For decades, women’s jewelry watches were regarded more as glamorous accessories than marvels of mechanical engineering. The recent resurgence of the sautoir trend, spurred by new models from Chanel, Jaeger-LeCoultre, and Van Cleef & Arpels at last year’s Watches and Wonders, harks back to an era when timepieces were discreetly hidden in jewelry, as it was considered impolite for women to check the time publicly.
Both watchmakers and jewelers have since redefined jewelry watches. This evolution has been further influenced by the increasing popularity of jewelry watches among men, thanks to the impact of hip-hop culture.
This shift prompts the question: does a watch need to be encrusted with gems to be considered a jewelry watch?
Cartier, a maison renowned for seamlessly blending haute horlogerie and haute joaillerie for over a century, revisited this concept at this year’s Watches and Wonders. The house presented a slightly larger Baignoire in solid yellow gold, echoing the bold aesthetics of the 70s, alongside a gem-set Tigrée jewelry watch featuring a striking zebra-stripe pattern. However, it is the new Reflection de Cartier that epitomizes their interpretation of a jewelry watch.
The Reflection de Cartier boasts an openwork metal bracelet with a diminutive watch dial at one end and a mirrored surface at the other, allowing wearers to tell time from the reflection, creating the illusion of time running backwards. From a jeweler’s perspective, this piece innovatively displays time through techniques like gold polishing. Despite offering bejeweled versions, Cartier demonstrates that women’s watches can be functionally innovative and beautiful, even without the addition of eye-catching gems.
Van Cleef & Arpels takes a different yet complementary approach with its Poetic Complications collection, showcasing how a jeweler can maintain its identity without sacrificing mechanical innovation. Known for whimsical designs, this collection uses retrograde complications to animate its dials, creating exquisite watches that do more than just tell time.
This year, Van Cleef & Arpels introduced the 38mm Lady Arpels Brise d’Été watch, featuring a painted garden scene with butterflies as hands, animated by the watch’s movement. This dynamic addition to the Poetic Complications line also includes two versions of the Pont des Amoureux model, using retrograde mechanisms to depict lovers meeting and parting across a bridge under the moonlight.
While diamonds and other jewels add more than just sparkle to a watch, the use of gem settings and color combinations allows jewelers and watchmakers to express their aesthetic ethos. Chopard, for instance, has garnered acclaim with the relaunch of its athletic-style Alpine Eagle. This year, they enhanced the glam factor with the Alpine Eagle Frozen Lake, encrusted in diamonds of various cuts, transforming the watch into a dazzling high jewelry bracelet.

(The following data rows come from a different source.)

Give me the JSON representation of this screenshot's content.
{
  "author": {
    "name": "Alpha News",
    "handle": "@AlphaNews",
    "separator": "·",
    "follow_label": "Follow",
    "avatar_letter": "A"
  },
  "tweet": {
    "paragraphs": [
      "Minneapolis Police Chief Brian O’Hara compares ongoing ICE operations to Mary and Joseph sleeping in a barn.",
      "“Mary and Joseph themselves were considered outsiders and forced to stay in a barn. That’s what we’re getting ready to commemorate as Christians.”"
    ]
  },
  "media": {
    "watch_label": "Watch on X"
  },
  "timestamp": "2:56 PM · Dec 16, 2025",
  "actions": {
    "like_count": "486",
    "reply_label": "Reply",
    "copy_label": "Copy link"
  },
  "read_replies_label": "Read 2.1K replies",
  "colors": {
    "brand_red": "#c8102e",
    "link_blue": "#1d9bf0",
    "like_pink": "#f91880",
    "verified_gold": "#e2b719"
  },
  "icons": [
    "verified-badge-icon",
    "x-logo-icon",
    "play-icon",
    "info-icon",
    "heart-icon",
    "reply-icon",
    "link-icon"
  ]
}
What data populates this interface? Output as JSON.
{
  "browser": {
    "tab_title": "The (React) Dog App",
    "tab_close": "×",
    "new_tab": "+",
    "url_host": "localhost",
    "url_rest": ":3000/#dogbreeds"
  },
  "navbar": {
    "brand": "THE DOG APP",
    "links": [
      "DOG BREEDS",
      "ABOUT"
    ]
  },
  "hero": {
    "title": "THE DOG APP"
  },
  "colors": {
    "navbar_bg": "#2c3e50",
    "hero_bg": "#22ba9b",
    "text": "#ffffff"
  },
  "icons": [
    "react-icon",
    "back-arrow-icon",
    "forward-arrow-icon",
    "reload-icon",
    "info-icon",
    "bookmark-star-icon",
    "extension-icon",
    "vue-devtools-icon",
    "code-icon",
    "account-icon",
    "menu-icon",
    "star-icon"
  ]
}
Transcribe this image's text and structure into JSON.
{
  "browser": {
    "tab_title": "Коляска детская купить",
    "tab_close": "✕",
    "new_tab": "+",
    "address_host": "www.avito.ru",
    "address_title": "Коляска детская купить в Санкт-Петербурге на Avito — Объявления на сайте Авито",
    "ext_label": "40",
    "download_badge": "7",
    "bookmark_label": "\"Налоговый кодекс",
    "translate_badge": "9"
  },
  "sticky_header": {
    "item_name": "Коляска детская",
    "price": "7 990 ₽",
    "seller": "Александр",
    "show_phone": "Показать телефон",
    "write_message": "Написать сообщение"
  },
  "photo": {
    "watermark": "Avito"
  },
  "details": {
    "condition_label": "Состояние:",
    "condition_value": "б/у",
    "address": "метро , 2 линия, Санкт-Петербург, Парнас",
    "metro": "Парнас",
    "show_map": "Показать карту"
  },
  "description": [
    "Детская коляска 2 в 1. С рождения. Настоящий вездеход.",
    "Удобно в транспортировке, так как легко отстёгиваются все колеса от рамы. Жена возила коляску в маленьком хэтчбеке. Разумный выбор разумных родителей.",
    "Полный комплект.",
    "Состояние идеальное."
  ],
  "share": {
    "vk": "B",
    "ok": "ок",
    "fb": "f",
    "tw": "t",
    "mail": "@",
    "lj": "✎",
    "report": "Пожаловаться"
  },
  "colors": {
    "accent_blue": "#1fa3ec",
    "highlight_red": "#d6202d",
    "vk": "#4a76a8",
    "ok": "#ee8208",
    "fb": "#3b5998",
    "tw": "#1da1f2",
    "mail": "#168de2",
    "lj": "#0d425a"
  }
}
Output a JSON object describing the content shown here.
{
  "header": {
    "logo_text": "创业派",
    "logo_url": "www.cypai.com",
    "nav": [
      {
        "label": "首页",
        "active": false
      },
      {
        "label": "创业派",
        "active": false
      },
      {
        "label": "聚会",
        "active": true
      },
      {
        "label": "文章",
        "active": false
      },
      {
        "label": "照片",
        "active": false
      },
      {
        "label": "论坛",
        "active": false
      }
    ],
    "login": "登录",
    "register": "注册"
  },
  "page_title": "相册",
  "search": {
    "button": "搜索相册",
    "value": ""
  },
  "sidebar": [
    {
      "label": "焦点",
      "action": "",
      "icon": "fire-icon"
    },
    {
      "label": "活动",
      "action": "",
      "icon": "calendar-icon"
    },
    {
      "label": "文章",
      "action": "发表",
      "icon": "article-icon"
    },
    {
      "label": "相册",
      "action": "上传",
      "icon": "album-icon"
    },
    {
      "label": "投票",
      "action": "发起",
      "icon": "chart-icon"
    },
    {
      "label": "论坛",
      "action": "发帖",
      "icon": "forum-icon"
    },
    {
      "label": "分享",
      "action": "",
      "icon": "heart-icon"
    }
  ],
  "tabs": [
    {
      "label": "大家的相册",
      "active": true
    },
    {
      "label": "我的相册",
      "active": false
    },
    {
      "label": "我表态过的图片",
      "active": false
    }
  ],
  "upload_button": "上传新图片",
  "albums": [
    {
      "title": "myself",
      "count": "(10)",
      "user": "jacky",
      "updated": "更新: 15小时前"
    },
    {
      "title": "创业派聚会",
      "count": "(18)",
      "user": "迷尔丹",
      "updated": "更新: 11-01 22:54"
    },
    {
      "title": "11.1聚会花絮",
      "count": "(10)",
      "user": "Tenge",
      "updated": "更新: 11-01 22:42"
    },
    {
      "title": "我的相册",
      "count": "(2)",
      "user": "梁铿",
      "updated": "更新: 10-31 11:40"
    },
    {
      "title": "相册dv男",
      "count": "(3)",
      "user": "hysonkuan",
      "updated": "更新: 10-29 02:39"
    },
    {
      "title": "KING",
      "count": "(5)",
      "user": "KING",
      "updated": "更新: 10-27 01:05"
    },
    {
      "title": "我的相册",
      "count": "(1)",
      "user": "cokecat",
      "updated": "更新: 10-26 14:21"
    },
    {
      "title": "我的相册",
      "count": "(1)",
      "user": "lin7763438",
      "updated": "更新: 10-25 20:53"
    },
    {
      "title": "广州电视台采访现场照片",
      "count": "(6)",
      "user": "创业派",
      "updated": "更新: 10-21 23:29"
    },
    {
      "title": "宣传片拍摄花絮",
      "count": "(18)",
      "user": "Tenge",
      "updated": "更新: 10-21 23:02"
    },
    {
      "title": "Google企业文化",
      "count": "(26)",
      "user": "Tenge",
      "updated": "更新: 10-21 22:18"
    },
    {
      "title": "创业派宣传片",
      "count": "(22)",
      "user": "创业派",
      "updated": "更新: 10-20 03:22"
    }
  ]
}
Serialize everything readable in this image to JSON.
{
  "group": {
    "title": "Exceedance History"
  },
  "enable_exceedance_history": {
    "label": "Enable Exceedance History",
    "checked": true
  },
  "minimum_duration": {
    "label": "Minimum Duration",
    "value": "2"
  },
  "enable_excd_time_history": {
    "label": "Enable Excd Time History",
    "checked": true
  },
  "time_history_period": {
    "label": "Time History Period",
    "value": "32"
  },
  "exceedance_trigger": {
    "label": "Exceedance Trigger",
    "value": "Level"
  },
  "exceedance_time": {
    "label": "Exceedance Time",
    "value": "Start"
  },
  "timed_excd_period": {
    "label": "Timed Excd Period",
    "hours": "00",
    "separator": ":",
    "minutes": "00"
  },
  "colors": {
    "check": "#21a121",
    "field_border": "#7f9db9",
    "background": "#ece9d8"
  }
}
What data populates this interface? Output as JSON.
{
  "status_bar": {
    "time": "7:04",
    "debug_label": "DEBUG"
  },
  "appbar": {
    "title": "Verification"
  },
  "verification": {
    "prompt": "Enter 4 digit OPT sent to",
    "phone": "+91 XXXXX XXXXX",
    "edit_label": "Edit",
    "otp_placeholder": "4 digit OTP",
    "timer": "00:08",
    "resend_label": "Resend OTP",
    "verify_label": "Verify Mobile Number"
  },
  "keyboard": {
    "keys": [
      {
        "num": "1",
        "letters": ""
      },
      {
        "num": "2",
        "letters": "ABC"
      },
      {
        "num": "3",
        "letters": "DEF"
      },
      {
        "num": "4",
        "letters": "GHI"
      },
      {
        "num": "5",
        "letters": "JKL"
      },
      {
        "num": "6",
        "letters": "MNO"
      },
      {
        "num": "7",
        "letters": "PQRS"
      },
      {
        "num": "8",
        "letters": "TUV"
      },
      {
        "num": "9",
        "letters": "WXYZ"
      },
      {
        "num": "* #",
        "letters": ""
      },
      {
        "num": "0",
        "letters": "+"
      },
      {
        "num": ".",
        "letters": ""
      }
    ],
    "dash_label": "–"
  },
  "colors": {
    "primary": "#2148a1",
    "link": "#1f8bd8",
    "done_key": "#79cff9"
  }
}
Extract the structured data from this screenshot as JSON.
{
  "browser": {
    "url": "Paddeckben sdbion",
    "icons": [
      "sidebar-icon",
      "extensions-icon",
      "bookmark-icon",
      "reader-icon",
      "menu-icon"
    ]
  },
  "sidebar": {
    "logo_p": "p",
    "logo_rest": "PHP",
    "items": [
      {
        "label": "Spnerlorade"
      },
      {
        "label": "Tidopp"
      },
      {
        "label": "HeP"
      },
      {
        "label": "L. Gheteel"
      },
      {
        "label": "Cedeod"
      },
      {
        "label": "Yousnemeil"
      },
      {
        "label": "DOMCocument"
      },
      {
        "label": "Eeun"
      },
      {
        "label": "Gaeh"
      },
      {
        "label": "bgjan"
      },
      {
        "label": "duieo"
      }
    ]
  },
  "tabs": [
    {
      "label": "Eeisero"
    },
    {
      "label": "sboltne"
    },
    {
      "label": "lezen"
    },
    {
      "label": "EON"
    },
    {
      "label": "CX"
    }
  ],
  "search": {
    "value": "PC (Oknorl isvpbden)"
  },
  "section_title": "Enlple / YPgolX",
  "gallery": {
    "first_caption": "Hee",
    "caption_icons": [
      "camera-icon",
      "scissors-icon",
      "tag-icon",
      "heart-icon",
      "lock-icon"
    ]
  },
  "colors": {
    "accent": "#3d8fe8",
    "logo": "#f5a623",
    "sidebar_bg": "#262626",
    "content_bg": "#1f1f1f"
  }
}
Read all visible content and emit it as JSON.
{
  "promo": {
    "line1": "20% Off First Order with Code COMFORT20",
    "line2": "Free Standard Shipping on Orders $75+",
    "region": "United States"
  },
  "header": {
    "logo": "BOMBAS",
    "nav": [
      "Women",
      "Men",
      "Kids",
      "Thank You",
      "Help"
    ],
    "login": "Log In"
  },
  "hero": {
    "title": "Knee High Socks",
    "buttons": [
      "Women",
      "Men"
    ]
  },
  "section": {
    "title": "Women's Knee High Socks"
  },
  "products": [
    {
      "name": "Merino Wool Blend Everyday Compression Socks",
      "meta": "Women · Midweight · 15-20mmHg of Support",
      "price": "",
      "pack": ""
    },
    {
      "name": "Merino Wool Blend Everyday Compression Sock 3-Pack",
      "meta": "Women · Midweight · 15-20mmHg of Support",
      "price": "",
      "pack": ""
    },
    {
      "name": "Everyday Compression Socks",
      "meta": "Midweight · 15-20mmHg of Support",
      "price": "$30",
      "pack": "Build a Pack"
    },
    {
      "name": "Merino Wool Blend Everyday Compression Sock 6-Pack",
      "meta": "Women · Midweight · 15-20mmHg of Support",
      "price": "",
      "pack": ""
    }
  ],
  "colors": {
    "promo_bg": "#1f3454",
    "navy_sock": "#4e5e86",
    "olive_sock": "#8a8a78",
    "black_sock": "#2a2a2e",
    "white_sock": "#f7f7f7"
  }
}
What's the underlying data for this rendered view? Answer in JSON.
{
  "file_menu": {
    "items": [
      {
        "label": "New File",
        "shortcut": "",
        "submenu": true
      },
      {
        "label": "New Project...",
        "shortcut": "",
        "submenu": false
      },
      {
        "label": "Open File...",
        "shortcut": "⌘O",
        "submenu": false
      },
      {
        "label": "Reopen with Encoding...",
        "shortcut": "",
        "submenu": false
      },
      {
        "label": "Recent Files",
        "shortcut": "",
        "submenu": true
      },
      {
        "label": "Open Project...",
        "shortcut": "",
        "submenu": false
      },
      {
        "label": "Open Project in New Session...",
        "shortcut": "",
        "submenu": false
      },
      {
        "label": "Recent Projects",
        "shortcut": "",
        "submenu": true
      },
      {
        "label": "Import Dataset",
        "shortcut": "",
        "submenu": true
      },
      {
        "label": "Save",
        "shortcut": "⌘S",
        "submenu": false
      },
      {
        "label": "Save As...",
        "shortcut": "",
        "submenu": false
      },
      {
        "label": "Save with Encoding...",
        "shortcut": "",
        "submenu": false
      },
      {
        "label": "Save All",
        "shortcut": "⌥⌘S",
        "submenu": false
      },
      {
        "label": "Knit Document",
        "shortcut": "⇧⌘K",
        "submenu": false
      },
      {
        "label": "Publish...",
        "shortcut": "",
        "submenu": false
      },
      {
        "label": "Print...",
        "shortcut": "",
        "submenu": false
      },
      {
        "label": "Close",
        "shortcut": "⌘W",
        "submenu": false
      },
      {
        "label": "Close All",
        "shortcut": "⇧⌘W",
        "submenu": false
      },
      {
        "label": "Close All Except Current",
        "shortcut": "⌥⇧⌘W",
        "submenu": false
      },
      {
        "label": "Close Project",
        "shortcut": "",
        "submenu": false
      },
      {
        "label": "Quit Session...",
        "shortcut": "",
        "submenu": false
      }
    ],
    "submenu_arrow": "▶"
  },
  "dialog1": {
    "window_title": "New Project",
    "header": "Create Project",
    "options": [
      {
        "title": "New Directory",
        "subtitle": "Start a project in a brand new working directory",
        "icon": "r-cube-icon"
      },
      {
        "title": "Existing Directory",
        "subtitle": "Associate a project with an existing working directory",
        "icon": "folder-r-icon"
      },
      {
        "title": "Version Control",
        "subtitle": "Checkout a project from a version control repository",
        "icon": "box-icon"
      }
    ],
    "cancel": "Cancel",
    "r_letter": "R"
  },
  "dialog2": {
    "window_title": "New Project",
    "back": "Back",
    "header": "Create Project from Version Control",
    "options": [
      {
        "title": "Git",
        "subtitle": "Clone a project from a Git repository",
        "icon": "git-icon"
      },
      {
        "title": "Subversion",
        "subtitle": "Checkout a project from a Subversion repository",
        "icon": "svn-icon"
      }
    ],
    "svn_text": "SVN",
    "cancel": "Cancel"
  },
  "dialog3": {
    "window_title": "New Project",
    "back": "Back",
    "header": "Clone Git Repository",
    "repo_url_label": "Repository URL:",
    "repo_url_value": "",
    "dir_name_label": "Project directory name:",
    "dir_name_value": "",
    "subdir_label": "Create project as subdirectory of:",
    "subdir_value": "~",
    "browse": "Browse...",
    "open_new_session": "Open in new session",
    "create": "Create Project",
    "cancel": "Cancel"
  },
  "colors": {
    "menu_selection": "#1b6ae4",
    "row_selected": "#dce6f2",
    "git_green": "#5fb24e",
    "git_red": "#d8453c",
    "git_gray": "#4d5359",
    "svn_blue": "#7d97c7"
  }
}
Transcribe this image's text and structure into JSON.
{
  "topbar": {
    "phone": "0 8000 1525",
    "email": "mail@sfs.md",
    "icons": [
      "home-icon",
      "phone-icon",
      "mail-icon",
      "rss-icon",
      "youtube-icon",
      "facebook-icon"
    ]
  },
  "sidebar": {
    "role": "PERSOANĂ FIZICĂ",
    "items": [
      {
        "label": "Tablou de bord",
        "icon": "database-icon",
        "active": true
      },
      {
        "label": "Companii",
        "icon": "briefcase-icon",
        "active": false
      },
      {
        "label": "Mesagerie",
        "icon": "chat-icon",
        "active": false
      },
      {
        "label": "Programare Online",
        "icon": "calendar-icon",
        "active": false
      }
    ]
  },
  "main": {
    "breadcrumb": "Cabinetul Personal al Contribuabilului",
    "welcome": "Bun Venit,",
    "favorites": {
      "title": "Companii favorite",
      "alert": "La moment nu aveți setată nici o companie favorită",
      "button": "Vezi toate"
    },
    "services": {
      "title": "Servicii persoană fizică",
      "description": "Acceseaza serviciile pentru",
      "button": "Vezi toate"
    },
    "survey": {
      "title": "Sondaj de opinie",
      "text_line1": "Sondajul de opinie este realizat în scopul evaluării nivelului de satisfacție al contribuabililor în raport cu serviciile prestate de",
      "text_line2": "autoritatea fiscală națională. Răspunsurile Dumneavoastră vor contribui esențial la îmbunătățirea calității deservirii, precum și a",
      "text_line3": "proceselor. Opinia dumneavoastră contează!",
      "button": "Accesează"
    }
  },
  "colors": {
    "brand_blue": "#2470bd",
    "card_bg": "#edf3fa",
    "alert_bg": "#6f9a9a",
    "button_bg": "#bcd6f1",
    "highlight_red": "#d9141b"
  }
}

Piaget, another jewelry house known for its high jewelry approach to watchmaking, unveiled an upgraded version of its Aura watch, first introduced in 1989. Celebrating the 35th anniversary of the design, Piaget revealed two unique Aura pieces set with rubies, pink sapphires, and diamonds, blurring the line between watch and jewelry with an ultra-thin movement.
Even traditional watchmakers like Vacheron Constantin have ventured into jewelry watch territory. The maison’s Grand Lady Kalla, presented this year, can be worn on the wrist or as a pendant, with a diamond pavé bracelet that detaches from the dial and connects to an Akoya pearl and onyx bead necklace.
As the line between watches and jewelry continues to blur, one enduring truth remains: skillfully crafted timepieces seamlessly blend functionality and fashion, ensuring they serve as both precise timekeeping devices and exquisite accessories.